Eggs are laid by adult female lice and usually take about a week to hatch into nymphs. Nymphs are immature lice that mature into adults about a week after hatching from the egg. Once they reach adulthood adult lice can live about 30 days on a person’s head. If they come off the host, they usually die within 24 hours. Female adult lice lay 4 to 8 eggs per day and can lay 100 or more eggs during their lifetime. The eggs are glued to hair shafts and hatch in 4-10 days. It takes another 9-12 days for the female louse to mature. She mates 24 hours later and starts laying eggs.
What is the difference between an egg and a nit?
There is not a difference although a nit is usually referred to as the empty shell and the egg as a viable egg. Sometimes people refer to one or the other in relation to its viability.
How can I tell if the nits are dead or alive?
Although a microscope would be able to show you whether an egg is empty or not, there is no way to tell whether a non-empty shell is viable or not.
What are some steps I can take to help prevent and control the spread of head lice?
Avoid head to head contact during play, sleepovers, or other activities at home, school, and elsewhere. Do not share combs, brushes or towels used by an infested person. Do not share clothing such as hats, scarves, coats, hair ribbons or barrettes. Machine wash and dry clothing, bed linens, and other items that an infested person used or wore during the previous 2 days using a hot water laundry cycle and high heat drying cycle. Do not use fumigant sprays or fogs; they are not necessary to control head lice and can be toxic if inhaled or absorbed through the skin.

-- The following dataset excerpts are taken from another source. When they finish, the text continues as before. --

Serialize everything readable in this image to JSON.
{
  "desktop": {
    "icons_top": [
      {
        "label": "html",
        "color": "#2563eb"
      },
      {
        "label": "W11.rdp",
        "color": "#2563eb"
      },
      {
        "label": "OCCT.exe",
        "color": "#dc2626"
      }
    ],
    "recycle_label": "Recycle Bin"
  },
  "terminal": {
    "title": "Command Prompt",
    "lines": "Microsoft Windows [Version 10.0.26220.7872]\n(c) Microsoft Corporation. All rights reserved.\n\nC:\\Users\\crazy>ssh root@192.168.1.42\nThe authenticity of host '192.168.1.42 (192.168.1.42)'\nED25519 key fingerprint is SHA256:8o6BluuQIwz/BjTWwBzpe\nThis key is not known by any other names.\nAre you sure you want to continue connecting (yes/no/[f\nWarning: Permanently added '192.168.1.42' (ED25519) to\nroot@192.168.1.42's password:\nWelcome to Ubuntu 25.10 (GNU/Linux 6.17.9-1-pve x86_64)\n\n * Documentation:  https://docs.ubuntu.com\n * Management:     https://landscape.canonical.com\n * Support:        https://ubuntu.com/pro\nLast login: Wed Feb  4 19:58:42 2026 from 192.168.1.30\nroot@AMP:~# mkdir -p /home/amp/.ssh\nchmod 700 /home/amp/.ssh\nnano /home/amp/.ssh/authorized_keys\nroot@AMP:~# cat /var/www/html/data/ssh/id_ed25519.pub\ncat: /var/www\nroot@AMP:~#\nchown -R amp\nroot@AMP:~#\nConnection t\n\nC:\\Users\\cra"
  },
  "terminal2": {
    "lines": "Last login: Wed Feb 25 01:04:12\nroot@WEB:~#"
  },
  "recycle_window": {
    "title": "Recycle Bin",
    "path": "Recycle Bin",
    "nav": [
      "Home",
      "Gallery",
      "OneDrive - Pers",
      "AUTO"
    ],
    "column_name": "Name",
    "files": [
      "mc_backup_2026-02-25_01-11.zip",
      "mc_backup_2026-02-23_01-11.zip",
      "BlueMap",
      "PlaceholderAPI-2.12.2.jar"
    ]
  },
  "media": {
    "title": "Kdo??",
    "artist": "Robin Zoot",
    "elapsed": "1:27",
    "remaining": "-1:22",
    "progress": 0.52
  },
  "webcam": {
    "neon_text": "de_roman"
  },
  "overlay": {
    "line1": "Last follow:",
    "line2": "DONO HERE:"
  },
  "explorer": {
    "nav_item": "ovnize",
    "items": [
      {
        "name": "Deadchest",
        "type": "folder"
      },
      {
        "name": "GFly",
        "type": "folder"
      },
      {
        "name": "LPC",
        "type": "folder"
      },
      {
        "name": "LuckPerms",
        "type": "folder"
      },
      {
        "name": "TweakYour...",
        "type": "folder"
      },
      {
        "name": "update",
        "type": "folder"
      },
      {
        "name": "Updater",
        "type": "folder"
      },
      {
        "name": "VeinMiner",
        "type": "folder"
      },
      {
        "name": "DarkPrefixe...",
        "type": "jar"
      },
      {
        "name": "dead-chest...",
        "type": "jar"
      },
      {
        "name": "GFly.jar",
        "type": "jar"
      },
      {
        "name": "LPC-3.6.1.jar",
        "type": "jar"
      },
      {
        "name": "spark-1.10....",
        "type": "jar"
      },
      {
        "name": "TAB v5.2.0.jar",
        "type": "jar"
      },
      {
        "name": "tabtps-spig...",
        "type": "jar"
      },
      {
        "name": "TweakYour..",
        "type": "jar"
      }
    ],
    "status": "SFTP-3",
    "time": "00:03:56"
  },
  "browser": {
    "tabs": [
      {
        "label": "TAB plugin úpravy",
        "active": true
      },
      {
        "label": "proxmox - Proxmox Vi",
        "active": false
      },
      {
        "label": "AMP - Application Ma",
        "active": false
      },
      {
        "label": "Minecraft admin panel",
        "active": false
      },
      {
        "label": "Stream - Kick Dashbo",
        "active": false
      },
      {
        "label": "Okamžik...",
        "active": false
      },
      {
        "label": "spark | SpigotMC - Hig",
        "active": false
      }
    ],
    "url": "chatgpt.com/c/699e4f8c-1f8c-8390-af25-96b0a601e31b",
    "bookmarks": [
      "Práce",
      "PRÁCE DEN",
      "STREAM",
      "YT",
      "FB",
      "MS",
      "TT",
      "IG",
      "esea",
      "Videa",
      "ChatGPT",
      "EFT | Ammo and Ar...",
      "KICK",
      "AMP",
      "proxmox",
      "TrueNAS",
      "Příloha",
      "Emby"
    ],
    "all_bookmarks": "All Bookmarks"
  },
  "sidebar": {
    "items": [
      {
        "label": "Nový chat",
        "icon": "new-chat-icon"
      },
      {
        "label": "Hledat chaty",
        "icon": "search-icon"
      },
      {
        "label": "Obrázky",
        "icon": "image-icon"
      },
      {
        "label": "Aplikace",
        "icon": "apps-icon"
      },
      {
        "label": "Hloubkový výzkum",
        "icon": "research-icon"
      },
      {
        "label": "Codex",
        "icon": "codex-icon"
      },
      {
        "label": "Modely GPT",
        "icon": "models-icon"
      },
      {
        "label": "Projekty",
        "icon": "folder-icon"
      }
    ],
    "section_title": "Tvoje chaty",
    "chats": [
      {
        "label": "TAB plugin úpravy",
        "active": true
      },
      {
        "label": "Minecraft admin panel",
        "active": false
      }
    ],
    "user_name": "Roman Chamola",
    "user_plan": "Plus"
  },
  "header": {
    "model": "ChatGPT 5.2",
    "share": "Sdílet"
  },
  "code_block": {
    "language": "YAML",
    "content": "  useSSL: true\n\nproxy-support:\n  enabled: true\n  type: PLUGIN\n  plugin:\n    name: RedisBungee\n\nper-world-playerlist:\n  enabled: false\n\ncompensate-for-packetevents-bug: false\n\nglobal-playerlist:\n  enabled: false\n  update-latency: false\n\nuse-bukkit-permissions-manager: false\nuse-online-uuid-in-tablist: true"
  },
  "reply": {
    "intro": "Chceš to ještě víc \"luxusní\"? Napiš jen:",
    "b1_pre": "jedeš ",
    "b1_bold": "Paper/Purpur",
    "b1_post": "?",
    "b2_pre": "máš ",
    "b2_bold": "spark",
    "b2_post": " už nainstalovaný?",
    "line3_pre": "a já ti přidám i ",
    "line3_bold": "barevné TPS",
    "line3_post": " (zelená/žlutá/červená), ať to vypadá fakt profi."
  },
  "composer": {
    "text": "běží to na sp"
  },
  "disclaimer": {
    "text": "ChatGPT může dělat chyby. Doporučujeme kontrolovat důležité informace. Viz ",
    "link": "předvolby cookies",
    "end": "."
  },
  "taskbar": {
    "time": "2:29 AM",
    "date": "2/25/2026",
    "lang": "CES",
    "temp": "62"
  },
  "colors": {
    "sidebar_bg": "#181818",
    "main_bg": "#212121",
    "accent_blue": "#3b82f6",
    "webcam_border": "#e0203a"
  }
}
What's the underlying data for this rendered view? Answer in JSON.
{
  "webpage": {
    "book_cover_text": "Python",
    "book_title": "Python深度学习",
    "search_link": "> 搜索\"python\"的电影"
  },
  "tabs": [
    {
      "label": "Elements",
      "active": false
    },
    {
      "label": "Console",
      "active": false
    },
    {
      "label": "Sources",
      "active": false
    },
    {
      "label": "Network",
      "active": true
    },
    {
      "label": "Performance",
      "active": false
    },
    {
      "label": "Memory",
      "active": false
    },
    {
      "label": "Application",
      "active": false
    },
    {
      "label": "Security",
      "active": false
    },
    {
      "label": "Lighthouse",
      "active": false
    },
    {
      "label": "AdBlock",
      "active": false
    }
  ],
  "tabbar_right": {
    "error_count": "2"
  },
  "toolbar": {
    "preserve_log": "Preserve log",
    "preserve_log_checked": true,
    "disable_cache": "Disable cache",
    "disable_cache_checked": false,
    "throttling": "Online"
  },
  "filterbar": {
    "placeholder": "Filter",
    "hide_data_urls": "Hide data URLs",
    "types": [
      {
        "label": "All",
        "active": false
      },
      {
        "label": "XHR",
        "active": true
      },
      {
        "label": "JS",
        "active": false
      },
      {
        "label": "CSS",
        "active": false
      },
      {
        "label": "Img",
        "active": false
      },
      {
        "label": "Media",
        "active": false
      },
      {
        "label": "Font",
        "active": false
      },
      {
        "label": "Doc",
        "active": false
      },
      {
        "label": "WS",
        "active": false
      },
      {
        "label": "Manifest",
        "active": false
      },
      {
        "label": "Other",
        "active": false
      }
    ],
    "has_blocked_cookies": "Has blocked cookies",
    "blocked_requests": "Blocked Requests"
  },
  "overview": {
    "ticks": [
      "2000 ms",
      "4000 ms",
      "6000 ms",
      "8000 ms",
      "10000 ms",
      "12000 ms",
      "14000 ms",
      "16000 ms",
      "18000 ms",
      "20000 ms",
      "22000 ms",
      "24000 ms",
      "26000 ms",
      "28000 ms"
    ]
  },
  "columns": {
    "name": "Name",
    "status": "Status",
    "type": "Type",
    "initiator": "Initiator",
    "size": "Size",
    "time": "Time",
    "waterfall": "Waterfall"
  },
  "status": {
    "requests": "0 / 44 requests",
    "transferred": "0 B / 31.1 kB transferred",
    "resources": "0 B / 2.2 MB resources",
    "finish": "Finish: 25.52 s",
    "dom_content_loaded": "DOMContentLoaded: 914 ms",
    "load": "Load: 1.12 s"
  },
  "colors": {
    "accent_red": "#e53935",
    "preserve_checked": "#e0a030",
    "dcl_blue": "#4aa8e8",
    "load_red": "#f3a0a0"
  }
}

Do I have to treat everyone if only one person is found to have head lice?
It is very common for close family or friends of infested individuals to also have lice. It is suggested that you check everyone in the household. You do not want to treat anyone who does not have lice, however many clients who have a family member with lice will choose to have a dimethicone oil treatment. This treatment, which is completely non-toxic, is a quick and easy way to kill any small bug that may be in the hair, but is very hard to find.
How do I treat my home for head lice?
Because lice cannot survive long away from the human head, treating your home for head lice isn’t necessary. That being said, we understand the need to feel you’re in a safe, lice free environment. Wash bedding and clothing, including pajamas, worn by infested person(s) within the past 24 hours in hot water, and dry on high heat. Remove any hair from brushes, combs, etc. and place items in very hot water for 20 minutes, or in the freezer, within a plastic bag, for 10 hours. If desired, vacuum or sticky lint roll furniture and carpeting. It is recommended you do not use pesticide sprays in your home; they will unnecessarily expose you and your household to potentially harmful chemicals.
What about combs, Brushes, and Hair accessories?
You can place them on the top rack of the dishwasher or soak items in HOT (not boiling) water for 20 minutes. You can also put them in a plastic bag in the freezer for 10 hours.